Since my app updates from my devices roughly once every 5 minutes when they are active, I also added a rule to set the Time-To-Live (beresp.ttl) for cached versions of the spreadsheet to 5 minutes. This way, users will see unplugged-ness data that is no more than 5+5 = 10 minutes in the graphs on my web page.

4. Test

I used curl to see if the spreadsheet is caching in Fastly’s CDN. The command below passes the ID of the public spreadsheet I use for the unplug app along with the Fastly-Debug header to gather some extra debug info.
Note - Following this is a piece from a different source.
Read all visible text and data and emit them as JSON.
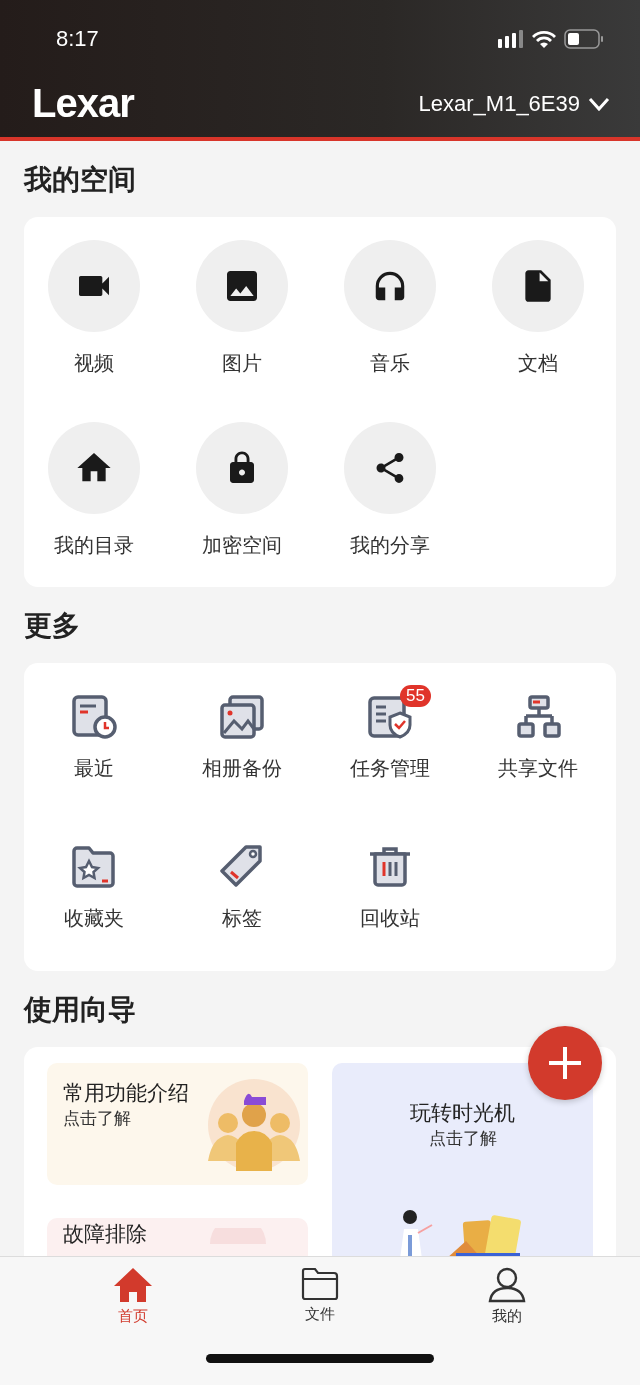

$ curl -vv -H "Fastly-Debug: 1" http://cdn.foote.pub/feeds/worksheets/1QOPqFo1RQFrnyFGbvvNkU_JFeoWV8KYCiLR1jVOZ1nI/public/basic?alt=json 1> /dev/null
* Hostname was NOT found in DNS cache
> GET /feeds/worksheets/1QOPqFo1RQFrnyFGbvvNkU_JFeoWV8KYCiLR1jVOZ1nI/public/basic?alt=json HTTP/1.1
> User-Agent: curl/7.37.1
> Host: cdn.foote.pub
> Accept: */*
> Fastly-Debug: 1
> 
< HTTP/1.1 200 OK
< Content-Type: application/json; charset=UTF-8
< X-Robots-Tag: noindex, nofollow, nosnippet
< Access-Control-Allow-Origin: *
< GData-Version: 1.0
< Last-Modified: Tue, 07 Jul 2015 20:15:17 GMT
< Content-Encoding: gzip
< P3P: CP="This is not a P3P policy! See http://www.google.com/support/accounts/bin/answer.py?hl=en&answer=151657 for more info."
< P3P: CP="This is not a P3P policy! See http://www.google.com/support/accounts/bin/answer.py?hl=en&answer=151657 for more info."
< X-Content-Type-Options: nosniff
< X-Frame-Options: SAMEORIGIN
< X-XSS-Protection: 1; mode=block
* Server GSE is not blacklisted
< Server: GSE
< Alternate-Protocol: 443:quic,p=1
< Content-Length: 731
< Accept-Ranges: bytes
< Date: Tue, 07 Jul 2015 20:38:49 GMT
< Via: 1.1 varnish
< Age: 1393
< Connection: keep-alive
< Fastly-Debug-Path: (D cache-iad2126-IAD 1436301529) (F cache-iad2144-IAD 1436300136)
< Fastly-Debug-TTL: (H cache-iad2126-IAD - - 1393) 
< X-Served-By: cache-iad2126-IAD
< X-Cache: HIT
< X-Cache-Hits: 1
< X-Timer: S1436301529.573645,VS0,VE1
< Vary: Accept, X-GData-Authorization, GData-Version
< 
{ [data not shown]

There is other useful info in the response headers, but the X-Cache: HIT indicates a win for caching.

5. Speeeeeeed

Here is the output from Chrome’s network graph before and after the switch:

Before

Before

After

After

In addition to the massive speedup, I found that Fastly delivers the content much more consistently that Google Spreadsheets. Before Fastly, I noticed that occassionally Google Sheets would take over a minute to respond to requests – usually I’d just reload the page and try again.

Now the only thing that is holding me back is my crappy javascript.

Security implications

Because anyone can upload content to spreadsheet.google.com, and this solution points cdn.foote.pub at spreadsheets.google.com, there are some security issues with this setup.

For example, if this was a web app and not a static web page, there would be Same Origin Policy issues to consider – anyone with a Google account can serve spreadsheets via cdn.foote.pub. But since this webpage doesn’t do anything technically interesting the worst thing that could happen is defacement – you could make a cdn.foote.pub link to a spreadsheet that defames me!

In addition, since foote.pub is hosted on Github Pages I’m not able to configure TLS for the site dierctly. So for now I’ve essentially configured Fastly to strip SSL from connections to Google Sheets served over cdn.foote.pub. Again, not a big deal for this webpage, but would allow an attacker to eavesdrop on an app that deals with sensitive data.

Conclusion

Configuring Fastly’s CDN to speed up my Google Spreadsheets graphs wasn’t too rough, and the CDN’s super quick purging saved me some pain in the little debugging I had to do.

If you made it this far I hope you enjoyed the post – thanks for reading.